Al pastor is one of our favorite styles of meat when dining at a Mexican restaurant. The actual making of the special pork marinade and the tacos themselves is not all that difficult. What’s difficult is waiting for hours for delicious food while the meat marinates for up to a day in the fridge!
Makes 12 tacos
2 lbs. of 1/4″-thick sliced pork sholder
12 corn tortillas
1 1/2 cup of chopped fresh pineapple
1 roughly chopped white onion
3 dried ancho chili peppers
3 dried guajillo chili peppers
3 chipotle chili peppers (from a can of adobo sauce)
2 tbs. of adobo sauce
2 tbs. of apple cider vinegar
2 tbs. of extra virgin olive oil, plus 1 tbs.
2 tsp. of kosher salt
1 tbs. of butter
1 tsp. of ground cumin
1 tsp. of Mexican oregano
1/2 tsp. of ground cinnamon
Salt to taste
Boil about 5-6 cups of water in a small saucepan to rehydrate the dried peppers. Once the water is boiling, remove it from heat, then add the ancho and guajillo peppers and let sit for 10 minutes. Drain from the water, remove the stems, split in half lengthwise, and remove the seeds. Put all ingredients except the meat, tortillas, onion, 1 tbs. of olive oil, butter, and salt in a food processor, and pulse until smooth.
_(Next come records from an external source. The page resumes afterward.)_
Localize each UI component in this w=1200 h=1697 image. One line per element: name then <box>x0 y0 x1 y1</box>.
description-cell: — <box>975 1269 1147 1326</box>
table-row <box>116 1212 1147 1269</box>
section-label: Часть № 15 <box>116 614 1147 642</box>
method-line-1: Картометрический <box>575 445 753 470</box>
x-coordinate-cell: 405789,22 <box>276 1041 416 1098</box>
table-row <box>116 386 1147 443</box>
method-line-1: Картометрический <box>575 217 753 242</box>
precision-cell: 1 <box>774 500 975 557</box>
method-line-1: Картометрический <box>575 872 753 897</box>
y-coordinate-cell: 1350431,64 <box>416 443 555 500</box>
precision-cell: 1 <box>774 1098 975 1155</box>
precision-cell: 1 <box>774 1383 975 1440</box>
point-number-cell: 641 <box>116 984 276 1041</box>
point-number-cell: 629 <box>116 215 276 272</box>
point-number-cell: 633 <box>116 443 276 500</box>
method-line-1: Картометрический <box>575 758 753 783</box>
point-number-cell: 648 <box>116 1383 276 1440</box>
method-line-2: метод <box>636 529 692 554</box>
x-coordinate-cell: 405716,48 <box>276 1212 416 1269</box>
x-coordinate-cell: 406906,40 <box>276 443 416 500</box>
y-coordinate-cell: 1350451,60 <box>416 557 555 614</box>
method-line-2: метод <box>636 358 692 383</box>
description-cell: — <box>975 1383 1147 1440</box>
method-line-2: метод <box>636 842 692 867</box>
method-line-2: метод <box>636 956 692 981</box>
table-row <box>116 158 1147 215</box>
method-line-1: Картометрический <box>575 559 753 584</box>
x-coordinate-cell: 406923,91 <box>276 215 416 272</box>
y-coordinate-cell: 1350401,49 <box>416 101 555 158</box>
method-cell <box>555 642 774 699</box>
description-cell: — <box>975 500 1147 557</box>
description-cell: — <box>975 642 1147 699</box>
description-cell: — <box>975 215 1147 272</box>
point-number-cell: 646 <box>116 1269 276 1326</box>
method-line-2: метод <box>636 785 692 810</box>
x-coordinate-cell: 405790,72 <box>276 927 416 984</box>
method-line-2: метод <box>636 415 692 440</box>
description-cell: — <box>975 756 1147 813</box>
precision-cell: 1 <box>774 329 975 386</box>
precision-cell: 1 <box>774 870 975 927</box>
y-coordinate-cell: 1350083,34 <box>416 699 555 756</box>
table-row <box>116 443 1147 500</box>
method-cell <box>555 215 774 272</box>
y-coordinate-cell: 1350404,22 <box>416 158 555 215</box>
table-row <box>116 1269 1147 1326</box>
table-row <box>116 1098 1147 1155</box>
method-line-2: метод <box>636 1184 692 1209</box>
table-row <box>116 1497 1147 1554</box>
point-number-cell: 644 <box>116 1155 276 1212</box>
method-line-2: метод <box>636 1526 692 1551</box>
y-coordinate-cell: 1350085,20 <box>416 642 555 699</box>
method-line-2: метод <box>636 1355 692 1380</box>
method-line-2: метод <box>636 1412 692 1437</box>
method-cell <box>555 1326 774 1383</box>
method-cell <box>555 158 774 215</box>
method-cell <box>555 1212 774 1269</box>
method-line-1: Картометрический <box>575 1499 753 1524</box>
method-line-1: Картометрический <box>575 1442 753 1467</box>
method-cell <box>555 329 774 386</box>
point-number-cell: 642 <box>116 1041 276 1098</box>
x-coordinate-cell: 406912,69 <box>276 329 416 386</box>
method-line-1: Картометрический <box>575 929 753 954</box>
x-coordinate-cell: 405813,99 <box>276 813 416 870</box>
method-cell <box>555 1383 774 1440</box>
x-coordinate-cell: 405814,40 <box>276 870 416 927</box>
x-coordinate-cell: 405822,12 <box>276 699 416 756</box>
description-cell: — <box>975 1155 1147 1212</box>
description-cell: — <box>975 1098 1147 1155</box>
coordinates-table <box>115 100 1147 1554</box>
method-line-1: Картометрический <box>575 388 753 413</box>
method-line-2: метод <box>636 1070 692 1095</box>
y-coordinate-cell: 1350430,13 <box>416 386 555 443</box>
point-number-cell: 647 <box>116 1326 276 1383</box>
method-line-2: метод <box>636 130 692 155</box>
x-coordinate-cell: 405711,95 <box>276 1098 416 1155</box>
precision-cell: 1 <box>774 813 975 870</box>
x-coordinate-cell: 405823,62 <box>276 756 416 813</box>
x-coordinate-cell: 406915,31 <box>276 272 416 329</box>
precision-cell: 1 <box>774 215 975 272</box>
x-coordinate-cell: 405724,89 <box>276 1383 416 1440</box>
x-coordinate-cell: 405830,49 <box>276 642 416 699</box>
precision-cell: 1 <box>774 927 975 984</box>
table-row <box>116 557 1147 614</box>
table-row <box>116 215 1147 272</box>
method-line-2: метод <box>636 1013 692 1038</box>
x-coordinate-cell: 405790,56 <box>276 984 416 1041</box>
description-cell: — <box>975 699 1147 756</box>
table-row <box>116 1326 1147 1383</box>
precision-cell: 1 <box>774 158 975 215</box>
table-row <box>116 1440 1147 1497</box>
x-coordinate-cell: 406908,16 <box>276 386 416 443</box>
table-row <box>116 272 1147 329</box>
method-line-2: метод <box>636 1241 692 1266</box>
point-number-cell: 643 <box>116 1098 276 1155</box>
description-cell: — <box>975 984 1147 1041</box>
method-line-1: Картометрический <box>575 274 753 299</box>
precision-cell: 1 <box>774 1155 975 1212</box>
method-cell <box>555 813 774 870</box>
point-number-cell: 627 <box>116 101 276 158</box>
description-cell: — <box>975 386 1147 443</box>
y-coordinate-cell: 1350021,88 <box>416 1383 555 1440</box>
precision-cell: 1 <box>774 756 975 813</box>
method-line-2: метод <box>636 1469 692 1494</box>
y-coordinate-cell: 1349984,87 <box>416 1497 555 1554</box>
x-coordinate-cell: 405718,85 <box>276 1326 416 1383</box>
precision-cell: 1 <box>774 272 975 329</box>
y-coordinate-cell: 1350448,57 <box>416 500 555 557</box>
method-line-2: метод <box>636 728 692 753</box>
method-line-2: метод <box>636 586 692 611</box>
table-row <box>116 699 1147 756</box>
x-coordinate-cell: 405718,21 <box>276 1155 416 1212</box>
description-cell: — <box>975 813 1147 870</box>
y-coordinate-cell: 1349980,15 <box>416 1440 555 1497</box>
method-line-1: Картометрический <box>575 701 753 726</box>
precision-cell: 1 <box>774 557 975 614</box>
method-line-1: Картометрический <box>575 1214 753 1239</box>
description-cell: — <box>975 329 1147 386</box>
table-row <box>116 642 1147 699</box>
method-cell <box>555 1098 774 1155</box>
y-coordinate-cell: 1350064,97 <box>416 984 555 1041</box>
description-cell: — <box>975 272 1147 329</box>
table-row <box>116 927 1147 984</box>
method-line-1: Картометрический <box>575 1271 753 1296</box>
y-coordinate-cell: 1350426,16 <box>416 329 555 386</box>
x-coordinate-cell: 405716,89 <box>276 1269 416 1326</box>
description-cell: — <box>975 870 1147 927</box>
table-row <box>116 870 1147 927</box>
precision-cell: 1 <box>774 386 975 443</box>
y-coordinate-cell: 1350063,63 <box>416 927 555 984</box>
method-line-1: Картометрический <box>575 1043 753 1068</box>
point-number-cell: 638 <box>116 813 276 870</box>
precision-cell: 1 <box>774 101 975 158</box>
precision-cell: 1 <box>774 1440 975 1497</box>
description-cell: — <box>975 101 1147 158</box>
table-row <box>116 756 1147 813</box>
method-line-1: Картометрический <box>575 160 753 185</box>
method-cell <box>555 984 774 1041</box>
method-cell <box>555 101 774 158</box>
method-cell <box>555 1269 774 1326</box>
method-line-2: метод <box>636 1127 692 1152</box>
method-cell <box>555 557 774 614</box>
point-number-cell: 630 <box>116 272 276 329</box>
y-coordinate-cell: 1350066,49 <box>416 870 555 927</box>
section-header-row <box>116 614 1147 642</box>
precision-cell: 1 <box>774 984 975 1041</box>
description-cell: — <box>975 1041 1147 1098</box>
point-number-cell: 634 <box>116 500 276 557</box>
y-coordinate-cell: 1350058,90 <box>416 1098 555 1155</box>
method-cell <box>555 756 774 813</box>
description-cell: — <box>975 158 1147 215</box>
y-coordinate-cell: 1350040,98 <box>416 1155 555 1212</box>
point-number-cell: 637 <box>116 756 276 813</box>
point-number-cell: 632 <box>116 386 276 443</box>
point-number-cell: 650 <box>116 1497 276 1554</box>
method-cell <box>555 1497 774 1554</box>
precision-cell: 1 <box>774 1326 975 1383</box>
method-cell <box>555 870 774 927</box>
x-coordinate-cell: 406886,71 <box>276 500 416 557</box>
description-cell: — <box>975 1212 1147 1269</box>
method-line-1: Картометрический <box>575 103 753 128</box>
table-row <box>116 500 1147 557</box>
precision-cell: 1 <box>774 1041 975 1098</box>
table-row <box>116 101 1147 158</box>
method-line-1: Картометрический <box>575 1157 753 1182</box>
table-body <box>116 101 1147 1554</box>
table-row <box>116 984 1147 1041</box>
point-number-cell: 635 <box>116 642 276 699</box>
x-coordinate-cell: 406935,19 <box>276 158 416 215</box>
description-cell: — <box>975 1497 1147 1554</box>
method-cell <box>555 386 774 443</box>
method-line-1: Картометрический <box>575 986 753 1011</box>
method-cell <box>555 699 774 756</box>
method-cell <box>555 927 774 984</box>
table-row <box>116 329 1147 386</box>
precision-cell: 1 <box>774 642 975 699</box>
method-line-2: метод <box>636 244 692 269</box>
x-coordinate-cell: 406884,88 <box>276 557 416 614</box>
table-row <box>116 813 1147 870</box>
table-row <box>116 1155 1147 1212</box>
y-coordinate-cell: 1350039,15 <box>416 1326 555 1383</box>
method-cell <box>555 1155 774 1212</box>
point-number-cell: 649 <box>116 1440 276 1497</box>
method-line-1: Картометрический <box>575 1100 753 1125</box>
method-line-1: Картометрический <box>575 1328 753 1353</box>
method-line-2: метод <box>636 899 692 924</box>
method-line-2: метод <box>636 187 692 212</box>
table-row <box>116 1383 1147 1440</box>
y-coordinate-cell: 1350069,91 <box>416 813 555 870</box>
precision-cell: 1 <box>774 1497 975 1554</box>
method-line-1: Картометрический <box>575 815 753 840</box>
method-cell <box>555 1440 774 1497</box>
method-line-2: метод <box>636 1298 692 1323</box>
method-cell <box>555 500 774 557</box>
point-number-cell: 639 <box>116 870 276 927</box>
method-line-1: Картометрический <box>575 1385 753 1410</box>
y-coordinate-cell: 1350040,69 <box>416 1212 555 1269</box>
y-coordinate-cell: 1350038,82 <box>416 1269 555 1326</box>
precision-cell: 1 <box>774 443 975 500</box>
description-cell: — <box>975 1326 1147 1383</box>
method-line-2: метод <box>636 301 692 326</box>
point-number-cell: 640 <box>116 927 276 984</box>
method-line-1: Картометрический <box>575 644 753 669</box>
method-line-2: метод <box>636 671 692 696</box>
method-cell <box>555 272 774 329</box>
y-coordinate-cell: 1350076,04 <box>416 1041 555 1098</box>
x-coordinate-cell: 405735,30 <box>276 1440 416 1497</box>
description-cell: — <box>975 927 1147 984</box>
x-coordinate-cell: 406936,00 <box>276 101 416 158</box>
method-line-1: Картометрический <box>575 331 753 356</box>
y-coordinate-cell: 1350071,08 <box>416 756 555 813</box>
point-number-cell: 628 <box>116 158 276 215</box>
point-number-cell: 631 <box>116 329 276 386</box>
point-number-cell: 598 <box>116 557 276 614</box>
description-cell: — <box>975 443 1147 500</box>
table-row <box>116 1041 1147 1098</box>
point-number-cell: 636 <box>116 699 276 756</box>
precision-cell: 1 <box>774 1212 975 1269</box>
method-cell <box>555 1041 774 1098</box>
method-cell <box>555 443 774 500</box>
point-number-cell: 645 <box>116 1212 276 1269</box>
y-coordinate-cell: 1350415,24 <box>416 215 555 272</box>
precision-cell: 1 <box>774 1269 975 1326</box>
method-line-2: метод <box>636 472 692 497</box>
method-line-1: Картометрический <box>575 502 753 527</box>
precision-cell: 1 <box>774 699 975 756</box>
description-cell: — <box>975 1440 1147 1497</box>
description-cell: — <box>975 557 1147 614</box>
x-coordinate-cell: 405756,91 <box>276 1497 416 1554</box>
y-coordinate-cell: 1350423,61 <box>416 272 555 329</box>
Coat the meat with the sauce on all sides. Marinate in the refrigerator for 8-12 hours in a glass or ceramic dish covered with plastic wrap – do not let marinate on metal, because the pineapple would soak up a metallic taste. The longer you marinate, the deeper the flavor. However, if you happen to use canned pineapple even when the recipe calls for fresh, you will need to marinate the meat for at least 24 hours.
After marinating, you can either grill the meat on a propane grill over high heat for roughly 3 minutes on each side, or pan fry in a nonstick skillet, also over high heat and for about 3 minutes on each side. Remove the heat from the heat source – at this point they are nearly 2/3 cooked – and transfer to a cutting board.
Trim away any excess fat and take the meat off the bones. Cut the meat into 1/4″ pieces. Heat the remaining 1 tbs. of olive oil and butter to a frying pan over medium-low heat, and cook the chopped onion for about 10 minutes until roughly caramelized. At this time, turn the heat up to high and add the chopped meat. Cook for another 5-6 minutes until the meat gets nicely brown and caramelized.
Warm the tortillas on an ungreased nonstick frying pan or griddle. Load up the tortillas and add some optional garnishes: lime wedges, chopped cilantro, sour cream or crema mexicana, salsa verde, cotija cheese, Oaxacan cheese, guacamole, and pico de gallo.